Em 1997, o art. 28 da Lei 9.532 passou a sujeitar qualquer beneficiário, inclusive pessoa jurídica imune, ao imposto de renda sobre os rendimentos financeiros. Houve a propositura de ação direta de inconstitucionalidade pelo governador de Pernambuco, por ofensa à imunidade tributária recíproca. O Min. Marco Aurélio entendeu que não se poderia considerar a realização de investimentos como finalidade estranha aos fins dos entes protegidos pela imunidade recíproca, e o Min. Carlos Velloso ressaltou que a imunidade recíproca era uma garantia da federação e, portanto, cláusula pétrea. A Corte, com isso, considerou inconstitucional a expressão inclusive pessoa jurídica imune.(10)
3.1 Imunidade de autarquias e fundações públicas
A imunidade recíproca é extensiva às autarquias e às fundações instituídas e mantidas pelo poder público, no que se refere ao patrimônio, à renda e aos serviços, vinculados a suas finalidades essenciais ou às delas decorrentes (art. 150, VI, § 2º, da CF).
A administração indireta é composta por autarquias, fundações públicas, sociedades de economia mista, empresas públicas e consórcios públicos, segundo Maria Silva Zanella Di Pietro.(11)
As autarquias são criadas por lei e tem personalidade jurídica de direito público. São titulares de direitos e obrigações distintos da pessoa que a instituiu. Executam atividades típicas da administração pública, que requeiram, para seu melhor funcionamento, gestão administrativa e financeira descentralizada (art. 5º do DL 200/67).
Os Conselhos de Fiscalização Profissionais, que são entidades criadas por lei e responsáveis pela fiscalização das profissões regulamentadas, têm natureza jurídica de autarquias federais. Em decorrência disso, também se beneficiam da imunidade de impostos quanto ao seu patrimônio, à sua renda ou aos seus serviços vinculados às suas finalidades essenciais ou às delas decorrentes.
Com relação à Ordem dos Advogados do Brasil (OAB), a partir do julgamento da ADI 3.026, em que foi questionada a constitucionalidade do art. 79, § 1º, da Lei 8.906/94(12) (Estatuto da OAB) e requerida que a interpretação se desse em conformidade com o art. 37, II, da Constituição Federal, a fim de que o provimento dos cargos da Ordem dos Advogados se desse por meio de concurso público, o Supremo Tribunal Federal acabou assentando o entendimento de que a Ordem não pode ser considerada como congênere das demais entidades de fiscalização profissional. Para o Relator, Min. Eros Grau, a OAB não é uma entidade da administração indireta. “Não está sujeita a controle da Administração, nem a qualquer das suas partes está vinculada.” Disse o ministro:
“Essa não vinculação é formal e materialmente necessária. A OAB ocupa-se de atividades atinentes aos advogados que exercem função constitucionalmente privilegiada na medida em que são indispensáveis à administração da Justiça, nos termos do que dispõe o artigo 133 da Constituição do Brasil. Entidade cuja finalidade é afeita a atribuições, interesses e seleção de advogados não poderia vincular-se ou subordinar-se a qualquer órgão público.
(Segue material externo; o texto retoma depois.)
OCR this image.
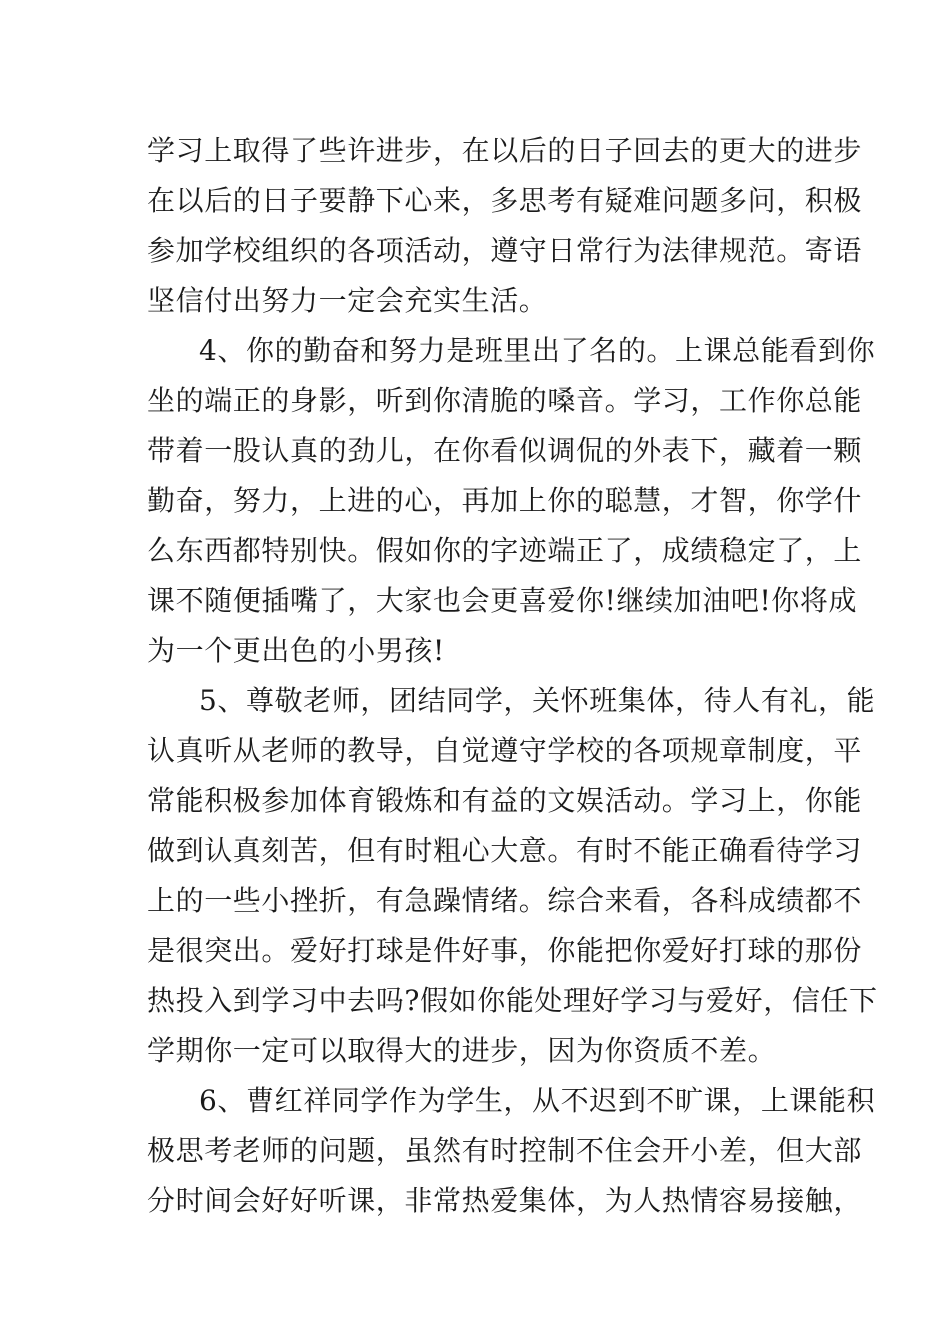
学习上取得了些许进步，在以后的日子回去的更大的进步
在以后的日子要静下心来，多思考有疑难问题多问，积极
参加学校组织的各项活动，遵守日常行为法律规范。寄语
坚信付出努力一定会充实生活。
4、你的勤奋和努力是班里出了名的。上课总能看到你
坐的端正的身影，听到你清脆的嗓音。学习，工作你总能
带着一股认真的劲儿，在你看似调侃的外表下，藏着一颗
勤奋，努力，上进的心，再加上你的聪慧，才智，你学什
么东西都特别快。假如你的字迹端正了，成绩稳定了，上
课不随便插嘴了，大家也会更喜爱你!继续加油吧!你将成
为一个更出色的小男孩!
5、尊敬老师，团结同学，关怀班集体，待人有礼，能
认真听从老师的教导，自觉遵守学校的各项规章制度，平
常能积极参加体育锻炼和有益的文娱活动。学习上，你能
做到认真刻苦，但有时粗心大意。有时不能正确看待学习
上的一些小挫折，有急躁情绪。综合来看，各科成绩都不
是很突出。爱好打球是件好事，你能把你爱好打球的那份
热投入到学习中去吗?假如你能处理好学习与爱好，信任下
学期你一定可以取得大的进步，因为你资质不差。
6、曹红祥同学作为学生，从不迟到不旷课，上课能积
极思考老师的问题，虽然有时控制不住会开小差，但大部
分时间会好好听课，非常热爱集体，为人热情容易接触，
A Ordem dos Advogados do Brasil é, em verdade, entidade autônoma, porquanto a autonomia e a independência são características próprias dela, dessarte, não pode ser tida como congênere dos demais órgãos de fiscalização profissional. Ao contrário deles, a Ordem dos Advogados do Brasil não está voltada exclusivamente a finalidades corporativas, mas, nos termos do art. 44, I, da lei, tem por finalidade ‘defender a Constituição, a ordem jurídica do Estado democrático de direito, os direitos humanos, a justiça social, e pugnar pela boa aplicação das leis, pela rápida administração da justiça e pelo aperfeiçoamento da cultura e das instituições jurídicas’. Esta é, iniludivelmente, finalidade institucional, e não corporativa.”
A partir desse julgado, em que a Corte decidiu ser inexigível concurso público para a admissão à OAB, a Ordem dos Advogados é considerada uma pessoa jurídica de direito público para fins de usufruir todos os benefícios previstos na legislação, embora não o seja para as restrições a que se sujeitam as entidades públicas (provimento de cargos por concurso, controle pelo TCU, licitação, etc.).
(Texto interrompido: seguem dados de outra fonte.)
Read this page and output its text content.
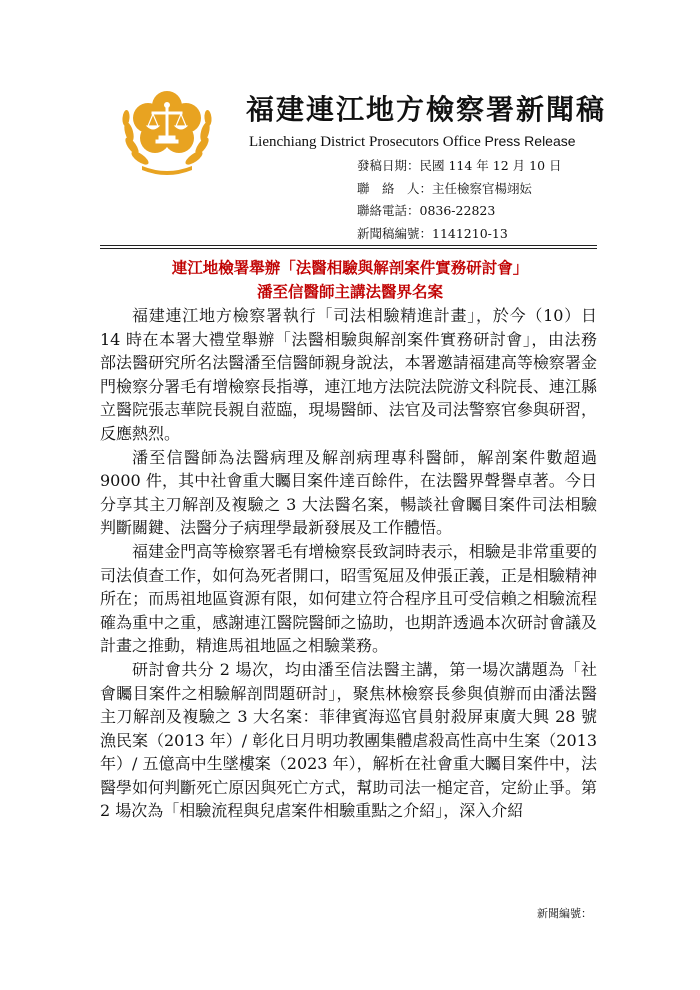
福建連江地方檢察署新聞稿
Lienchiang District Prosecutors Office Press Release
發稿日期：民國 114 年 12 月 10 日
聯　絡　人：主任檢察官楊翊妘
聯絡電話：0836-22823
新聞稿編號：1141210-13
連江地檢署舉辦「法醫相驗與解剖案件實務研討會」
潘至信醫師主講法醫界名案

福建連江地方檢察署執行「司法相驗精進計畫」，於今（10）日 14 時在本署大禮堂舉辦「法醫相驗與解剖案件實務研討會」，由法務部法醫研究所名法醫潘至信醫師親身說法，本署邀請福建高等檢察署金門檢察分署毛有增檢察長指導，連江地方法院法院游文科院長、連江縣立醫院張志華院長親自蒞臨，現場醫師、法官及司法警察官參與研習，反應熱烈。

潘至信醫師為法醫病理及解剖病理專科醫師，解剖案件數超過 9000 件，其中社會重大矚目案件達百餘件，在法醫界聲譽卓著。今日分享其主刀解剖及複驗之 3 大法醫名案，暢談社會矚目案件司法相驗判斷關鍵、法醫分子病理學最新發展及工作體悟。

福建金門高等檢察署毛有增檢察長致詞時表示，相驗是非常重要的司法偵查工作，如何為死者開口，昭雪冤屈及伸張正義，正是相驗精神所在；而馬祖地區資源有限，如何建立符合程序且可受信賴之相驗流程確為重中之重，感謝連江醫院醫師之協助，也期許透過本次研討會議及計畫之推動，精進馬祖地區之相驗業務。

研討會共分 2 場次，均由潘至信法醫主講，第一場次講題為「社會矚目案件之相驗解剖問題研討」，聚焦林檢察長參與偵辦而由潘法醫主刀解剖及複驗之 3 大名案：菲律賓海巡官員射殺屏東廣大興 28 號漁民案（2013 年）/ 彰化日月明功教團集體虐殺高性高中生案（2013 年）/ 五億高中生墜樓案（2023 年），解析在社會重大矚目案件中，法醫學如何判斷死亡原因與死亡方式，幫助司法一槌定音，定紛止爭。第 2 場次為「相驗流程與兒虐案件相驗重點之介紹」，深入介紹

新聞編號：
O art. 45, § 5°, da Lei 8.906/94 outorgou à OAB, por constituir serviço público, imunidade tributária total em relação a seus bens, suas rendas e seus serviços. Como a imunidade é matéria privativa do legislador constitucional, o preceito é inócuo. A lei, complementar ou ordinária, não pode criar imunidade. Não obstante, o STF entende que a OAB tem direito à imunidade recíproca, na medida em que desempenha atividade própria de Estado. Como a imunidade está atrelada às finalidades essenciais, o STF, embora tenha reconhecido a imunidade da OAB quanto à tributação pelo Imposto sobre Operações de Crédito, Câmbio e Seguro e sobre Operações Relativas a Títulos e Valores Mobiliários (IOF), decidiu que os eventuais desvios de finalidade, consistente na destinação dos valores aplicados em atividades estranhas à sua função, deveriam ser objeto de fiscalização e respectivo lançamento.(13)
De outra parte, as fundações podem ser públicas ou privadas. As fundações privadas não têm direito à imunidade, nada impedindo que a lei conceda isenção ou outros benefícios tributários. Muitas vezes fundações privadas são instituições de assistência social ou educacional, sem finalidade lucrativa. Nesse caso, não se está diante da imunidade do art. 150, § 2º, mas sim da imunidade do art. 150, VI, alínea c, ambos da CF. Nessa hipótese, a fruição da imunidade dependerá do atendimento aos requisitos estabelecidos em lei. Esses requisitos estão fixados nos artigos 9º e 14 do CTN, cujo descumprimento ensejará o lançamento de ofício, regulado pelo art. 32 da Lei 9.430/96. Na imunidade recíproca, observe-se, não há necessidade de atendimento de requisitos legais. O benefício é extraído diretamente da Constituição, bastando que diga respeito a impostos que incidam sobre o patrimônio, a renda ou os serviços vinculados às finalidades essenciais do ente que a Constituição busca tutelar (art. 150, § 2º).
As fundações públicas devem ser criadas por lei (art. 37, XIX, da CF), submetem-se a controle pelo Tribunal de Contas (art. 71, II e III, da CF) e usufruem da imunidade de impostos sobre o patrimônio, a renda ou os serviços vinculados às suas finalidades essenciais.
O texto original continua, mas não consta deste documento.